Antes del verano el restaurante japonés del elegante hotel Abama Ritz Carlton de Tenerife cambiaba de ubicación, tras 12 años de andadura. Se alejaba del núcleo hotelero y buscaba “una habitación propia”. Quienes hayan leído el libro de la escritora británica Virginia Wolf cuyo título tomo prestado, saben lo que eso significa: en definitiva, luchar por ser uno mismo y tener un espacio personal.

En la casa club del campo de golf, ha encontrado el emplazamiento ideal: unas vistas que cortan la respiración, un precioso salón muy estilo Kabuki con una larga barra, líneas rectas y espacio suficiente para que todos se sientan cómodos, incluidos los cocineros que ahora pueden desarrollar una interesante cocina caliente, tal vez la parte más llamativa e inesperada del menú. Cierto que el acceso a través de instalaciones para golfistas,  no es el mejor, pero...

Garra y personalidad

Tres son las notas que diferencian la propuestas gastronómica de Abama Kabuki, de los otros restaurantes de la misma propiedad: el uso de productos locales, pescados y mariscos sobre todo, pero también frutas y carnes; la relevancia de la cocina caliente, hecho poco habitual en los restaurantes japoneses de Occidente salvo excepciones, que aquí ha llegado forzada por la reticencia de muchos clientes (británicos en su mayoría) a comer pescado crudo; y el inteligente acercamiento que Daniel Franco propicia entre la cocina canaria y la nipona, sin despreciar otras influencias ya sean atlánticas o mediterráneas. Sirvan como ejemplo el descargamento de atún con tonnato, sabroso juego inspirado en el vitello tonnato italiano (láminas de carne con salsa de atún, anchoas y alcaparras) o el atún al pastor con chips de cilantro, sobre unos divertidos pseudotacos de cereal inflado.
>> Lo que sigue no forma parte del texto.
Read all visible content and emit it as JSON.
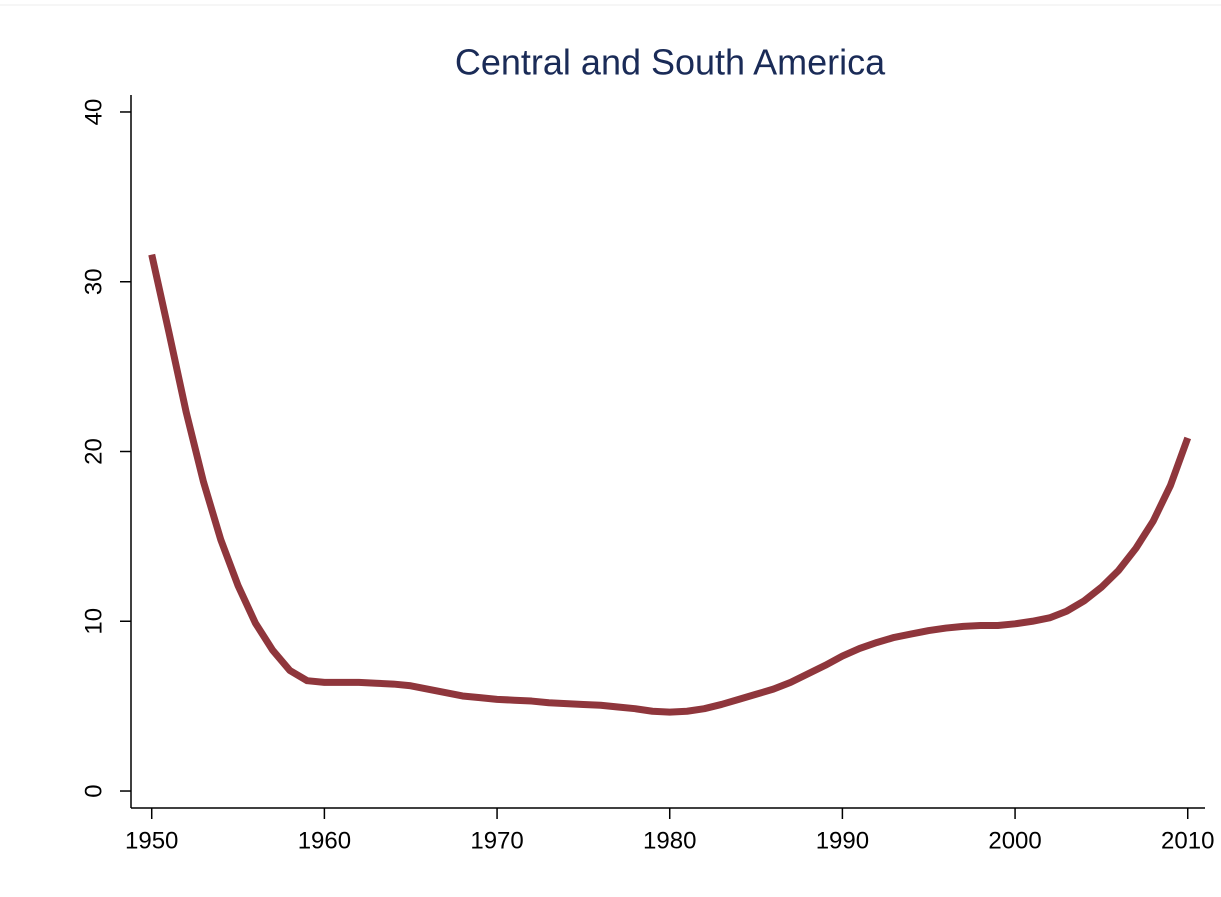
{
  "chart_data": {
    "type": "line",
    "title": "Central and South America",
    "x": [
      1950,
      1951,
      1952,
      1953,
      1954,
      1955,
      1956,
      1957,
      1958,
      1959,
      1960,
      1961,
      1962,
      1963,
      1964,
      1965,
      1966,
      1967,
      1968,
      1969,
      1970,
      1971,
      1972,
      1973,
      1974,
      1975,
      1976,
      1977,
      1978,
      1979,
      1980,
      1981,
      1982,
      1983,
      1984,
      1985,
      1986,
      1987,
      1988,
      1989,
      1990,
      1991,
      1992,
      1993,
      1994,
      1995,
      1996,
      1997,
      1998,
      1999,
      2000,
      2001,
      2002,
      2003,
      2004,
      2005,
      2006,
      2007,
      2008,
      2009,
      2010
    ],
    "series": [
      {
        "color": "#8f363c",
        "values": [
          31.6,
          27,
          22.3,
          18.2,
          14.8,
          12.1,
          9.9,
          8.3,
          7.1,
          6.5,
          6.4,
          6.4,
          6.4,
          6.35,
          6.3,
          6.2,
          6.0,
          5.8,
          5.6,
          5.5,
          5.4,
          5.35,
          5.3,
          5.2,
          5.15,
          5.1,
          5.05,
          4.95,
          4.85,
          4.7,
          4.65,
          4.7,
          4.85,
          5.1,
          5.4,
          5.7,
          6.0,
          6.4,
          6.9,
          7.4,
          7.95,
          8.4,
          8.75,
          9.05,
          9.25,
          9.45,
          9.6,
          9.7,
          9.75,
          9.75,
          9.85,
          10.0,
          10.2,
          10.6,
          11.2,
          12.0,
          13.0,
          14.3,
          15.9,
          18.0,
          20.8
        ]
      }
    ],
    "xlim": [
      1948.8,
      2011
    ],
    "xticks": [
      1950,
      1960,
      1970,
      1980,
      1990,
      2000,
      2010
    ],
    "ylim": [
      -1,
      41
    ],
    "yticks": [
      0,
      10,
      20,
      30,
      40
    ],
    "grid": false
  }
}
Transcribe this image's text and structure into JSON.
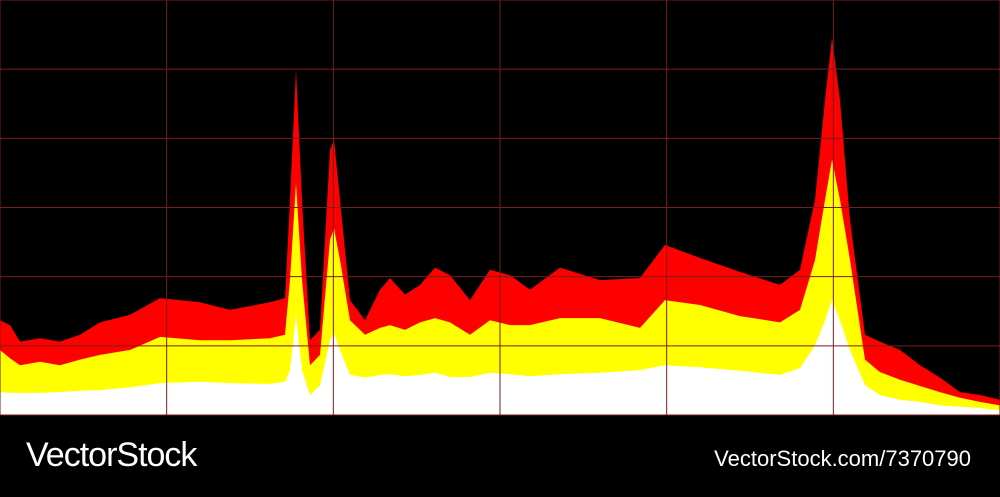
{
  "chart_data": {
    "type": "area",
    "x": [
      0,
      0.6,
      1.2,
      2.4,
      3.6,
      4.8,
      6,
      7.8,
      9.6,
      12,
      13.8,
      16.2,
      17.1,
      17.4,
      17.76,
      18.12,
      18.6,
      19.2,
      19.8,
      20.04,
      20.4,
      21,
      21.9,
      22.8,
      23.4,
      24.3,
      25.2,
      26.1,
      27,
      28.2,
      29.4,
      30.6,
      31.8,
      33.6,
      36,
      38.4,
      39.9,
      42,
      44.4,
      46.8,
      48,
      48.9,
      49.5,
      49.92,
      50.4,
      51,
      51.9,
      52.8,
      54,
      55.2,
      56.4,
      57.6,
      58.8,
      60
    ],
    "series": [
      {
        "color": "#ff0000",
        "values": [
          13.7,
          13.0,
          10.6,
          11.1,
          10.6,
          11.6,
          13.4,
          14.5,
          16.9,
          16.3,
          15.2,
          16.3,
          16.9,
          31.1,
          49.9,
          31.1,
          10.8,
          12.3,
          38.3,
          39.8,
          31.1,
          16.6,
          13.7,
          18.1,
          19.8,
          17.4,
          18.8,
          21.3,
          20.2,
          16.6,
          21.0,
          20.2,
          18.1,
          21.3,
          19.5,
          19.8,
          24.6,
          22.7,
          20.7,
          18.8,
          21.0,
          31.1,
          45.5,
          54.5,
          45.5,
          28.2,
          11.6,
          10.6,
          9.4,
          7.2,
          5.4,
          3.3,
          2.9,
          2.2
        ]
      },
      {
        "color": "#ffff00",
        "values": [
          9.4,
          8.2,
          7.2,
          7.7,
          7.2,
          8.0,
          8.7,
          9.4,
          11.3,
          10.8,
          10.8,
          11.1,
          11.6,
          19.5,
          33.5,
          19.5,
          7.2,
          8.7,
          25.3,
          27.0,
          22.4,
          13.7,
          11.6,
          12.6,
          13.0,
          12.3,
          13.4,
          14.0,
          13.4,
          11.6,
          13.7,
          13.0,
          13.0,
          14.0,
          14.0,
          12.6,
          16.6,
          15.9,
          14.3,
          13.4,
          15.2,
          22.4,
          31.1,
          36.9,
          31.1,
          22.4,
          8.0,
          6.2,
          5.1,
          4.2,
          3.3,
          2.5,
          1.9,
          1.4
        ]
      },
      {
        "color": "#ffffff",
        "values": [
          3.3,
          3.2,
          3.2,
          3.2,
          3.3,
          3.5,
          3.6,
          4.0,
          4.6,
          4.8,
          4.6,
          4.5,
          4.8,
          6.5,
          14.5,
          6.5,
          2.9,
          4.3,
          10.8,
          11.9,
          9.4,
          5.8,
          5.4,
          5.8,
          5.9,
          5.6,
          5.8,
          6.1,
          5.5,
          5.5,
          6.1,
          5.9,
          5.6,
          5.9,
          6.1,
          6.5,
          7.2,
          6.9,
          6.4,
          5.8,
          6.8,
          10.1,
          13.7,
          16.6,
          13.7,
          9.4,
          4.3,
          2.9,
          2.2,
          1.9,
          1.4,
          1.2,
          1.0,
          0.7
        ]
      }
    ],
    "xlim": [
      0,
      60
    ],
    "xticks": [
      0,
      10,
      20,
      30,
      40,
      50,
      60
    ],
    "ylim": [
      0,
      60
    ],
    "yticks": [
      0,
      10,
      20,
      30,
      40,
      50,
      60
    ],
    "grid": true,
    "grid_color": "#7a1c1c",
    "background": "#000000"
  },
  "watermark": {
    "brand": "VectorStock",
    "url": "VectorStock.com/7370790"
  }
}
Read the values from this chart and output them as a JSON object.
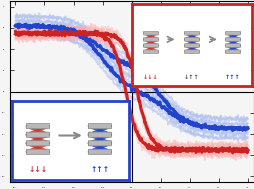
{
  "bg_color": "#f5f5f5",
  "main_axes_bg": "#f5f5f5",
  "blue_hysteresis_color": "#2244cc",
  "red_hysteresis_color": "#cc2222",
  "blue_faint": "#aabbee",
  "red_faint": "#ffaaaa",
  "blue_box_color": "#2244cc",
  "red_box_color": "#cc2222",
  "arrow_color": "#888888"
}
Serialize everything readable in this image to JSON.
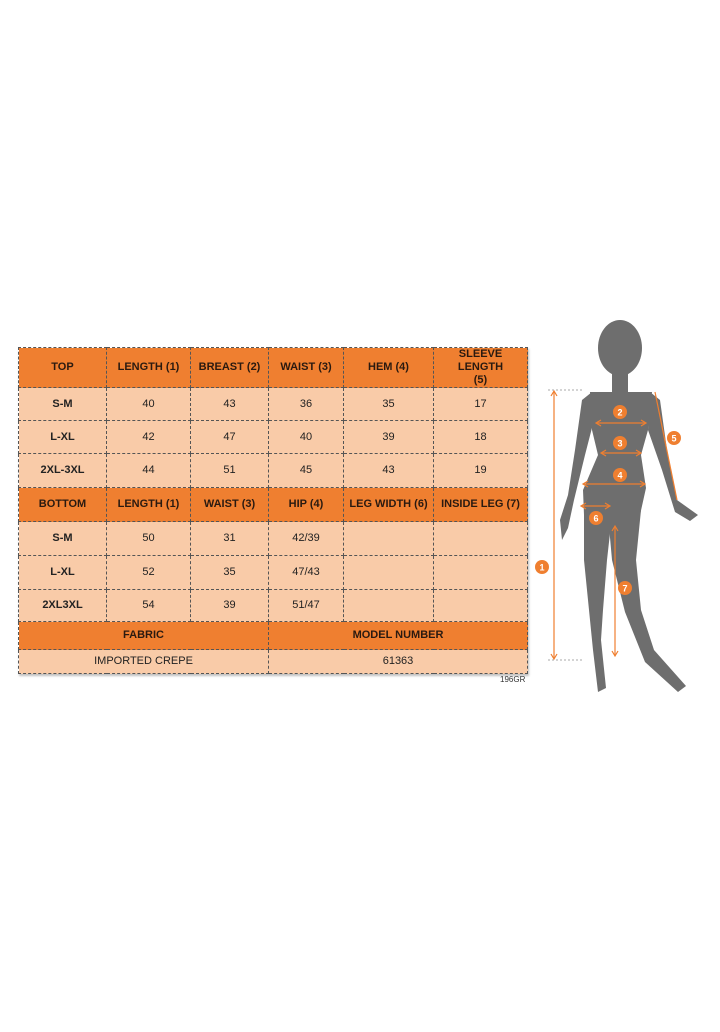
{
  "top_section": {
    "headers": [
      "TOP",
      "LENGTH (1)",
      "BREAST (2)",
      "WAIST (3)",
      "HEM (4)",
      "SLEEVE LENGTH (5)"
    ],
    "rows": [
      [
        "S-M",
        "40",
        "43",
        "36",
        "35",
        "17"
      ],
      [
        "L-XL",
        "42",
        "47",
        "40",
        "39",
        "18"
      ],
      [
        "2XL-3XL",
        "44",
        "51",
        "45",
        "43",
        "19"
      ]
    ]
  },
  "bottom_section": {
    "headers": [
      "BOTTOM",
      "LENGTH (1)",
      "WAIST (3)",
      "HIP (4)",
      "LEG WIDTH (6)",
      "INSIDE LEG (7)"
    ],
    "rows": [
      [
        "S-M",
        "50",
        "31",
        "42/39",
        "",
        ""
      ],
      [
        "L-XL",
        "52",
        "35",
        "47/43",
        "",
        ""
      ],
      [
        "2XL3XL",
        "54",
        "39",
        "51/47",
        "",
        ""
      ]
    ]
  },
  "info_section": {
    "fabric_label": "FABRIC",
    "fabric_value": "IMPORTED CREPE",
    "model_label": "MODEL NUMBER",
    "model_value": "61363"
  },
  "product_code": "196GR",
  "figure": {
    "markers": [
      "1",
      "2",
      "3",
      "4",
      "5",
      "6",
      "7"
    ]
  },
  "colors": {
    "header_orange": "#ef7f30",
    "row_peach": "#f9cba8",
    "silhouette": "#6e6e6e",
    "marker_orange": "#ef7f30"
  }
}
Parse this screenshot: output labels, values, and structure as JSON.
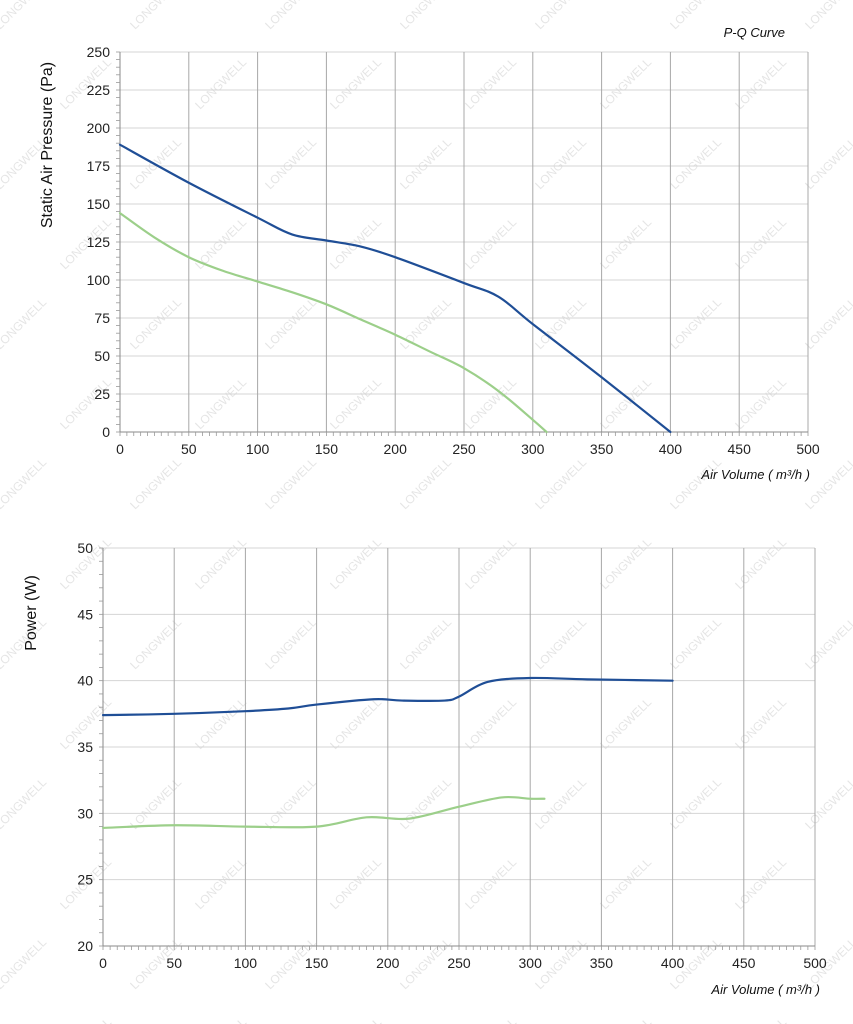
{
  "chart_data": [
    {
      "type": "line",
      "title": "P-Q Curve",
      "xlabel": "Air Volume ( m³/h )",
      "ylabel": "Static Air Pressure  (Pa)",
      "xlim": [
        0,
        500
      ],
      "ylim": [
        0,
        250
      ],
      "xticks": [
        "0",
        "50",
        "100",
        "150",
        "200",
        "250",
        "300",
        "350",
        "400",
        "450",
        "500"
      ],
      "yticks": [
        "0",
        "25",
        "50",
        "75",
        "100",
        "125",
        "150",
        "175",
        "200",
        "225",
        "250"
      ],
      "grid": true,
      "series": [
        {
          "color": "#1f4e96",
          "x": [
            0,
            50,
            100,
            125,
            150,
            175,
            200,
            250,
            275,
            300,
            350,
            400
          ],
          "y": [
            189,
            164,
            141,
            130,
            126,
            122,
            115,
            98,
            89,
            71,
            36,
            0
          ]
        },
        {
          "color": "#9ccf8a",
          "x": [
            0,
            25,
            50,
            75,
            100,
            125,
            150,
            175,
            200,
            225,
            250,
            275,
            300,
            310
          ],
          "y": [
            144,
            128,
            115,
            106,
            99,
            92,
            84,
            74,
            64,
            53,
            42,
            27,
            8,
            0
          ]
        }
      ]
    },
    {
      "type": "line",
      "title": "",
      "xlabel": "Air Volume ( m³/h )",
      "ylabel": "Power  (W)",
      "xlim": [
        0,
        500
      ],
      "ylim": [
        20,
        50
      ],
      "xticks": [
        "0",
        "50",
        "100",
        "150",
        "200",
        "250",
        "300",
        "350",
        "400",
        "450",
        "500"
      ],
      "yticks": [
        "20",
        "25",
        "30",
        "35",
        "40",
        "45",
        "50"
      ],
      "grid": true,
      "series": [
        {
          "color": "#1f4e96",
          "x": [
            0,
            50,
            100,
            130,
            150,
            190,
            210,
            240,
            250,
            270,
            300,
            340,
            400
          ],
          "y": [
            37.4,
            37.5,
            37.7,
            37.9,
            38.2,
            38.6,
            38.5,
            38.5,
            38.8,
            39.9,
            40.2,
            40.1,
            40.0
          ]
        },
        {
          "color": "#9ccf8a",
          "x": [
            0,
            50,
            100,
            150,
            185,
            215,
            250,
            280,
            300,
            310
          ],
          "y": [
            28.9,
            29.1,
            29.0,
            29.0,
            29.7,
            29.6,
            30.5,
            31.2,
            31.1,
            31.1
          ]
        }
      ]
    }
  ],
  "watermark": "LONGWELL"
}
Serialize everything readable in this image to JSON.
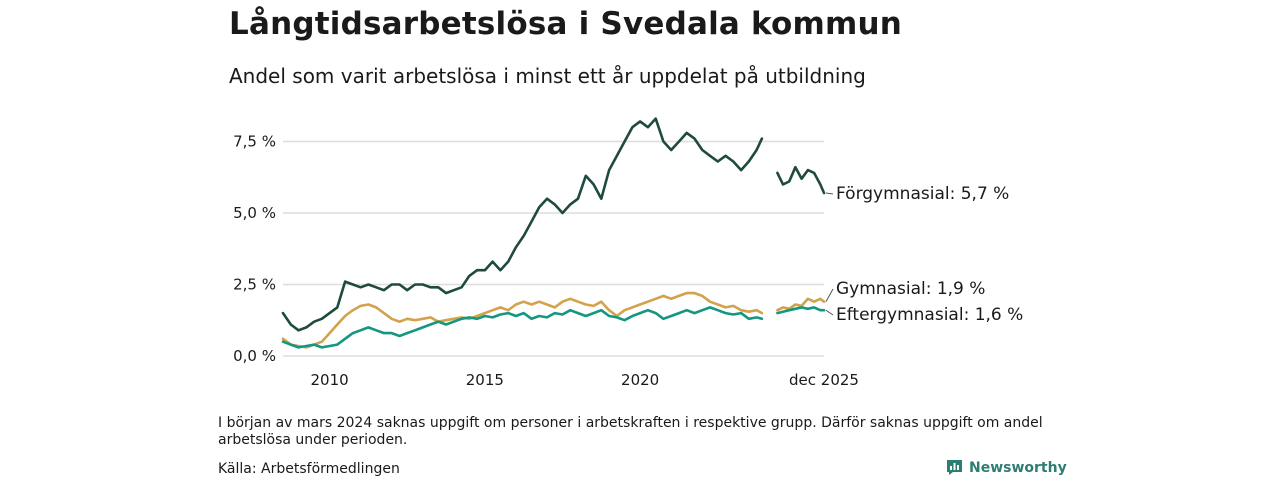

 No es una fusión burda y evidente, es mucho más. Se precisa sensibilidad y conocimiento para transformar el Irabu Jiru (sopa de anguila y cerdo en versión original) en un untuoso caldo de cochino y morena, pez vinculado a la cocina popular tinerfeña, tan delicado como los mejores que haya probado en Japón. O convertir un usuzukuri (pescado crudo cortado en láminas finas) de carabinero en una suerte de guiso a base de la esencia de sus propias cabezas y el arroz del sushi, plato tan chocante como inesperado que encandila a los adictos a la cuchara. Paciente el personal de sala explica los platos y sus ingredientes y se desvive – a veces en exceso- en atenciones con el comensal, siguiendo el libro de estilo Ritz Carlton.

 

Cocina japonesa de corazón caliente

El menú degustación (145€), que incluye todos estos platos,  comienza con el sakizuke, una elegante caja de laca llena de aperitivos como el kumkuat con mango piña y jengibre para limpiar el paladar y abrir las papilas; el nasu no miso, deliciosa berenjena con chalota y sésamo; la gyoza con toro al salmorejo (guiso típico canario que no hay que confundir con la sopa andaluza); el mato dai, pez san Pedro con “japogrote”, versión nipona del canario almogrote; o el tatsoi gomae, vegetal de la familia de las mostazas (tatsoi es Brassica narinosa) que se aliña con una deliciosa salsa de sésamo; o el sake causa, causa de batata y achiote con salmón, tal vez la menos convincente de las propuestas.    

                                                                     

   Escoltando el apartado del niguiri sushi, en el que destaca el magnífico punto del arroz –sello de la casa- y el impecable corte de las piezas, otros dos platos calientes, esta vez cocinados en robata (parrilla): un alfonsiño (Heteropria-canthus cruentatus) en caldo de cítricos y ajo; y un cabrito canario asado con umeboshi (ciruela japonesa) sisho y yuca, combinación muy acertada por el dulzor de la ciruela y el frescor anisado del sisho.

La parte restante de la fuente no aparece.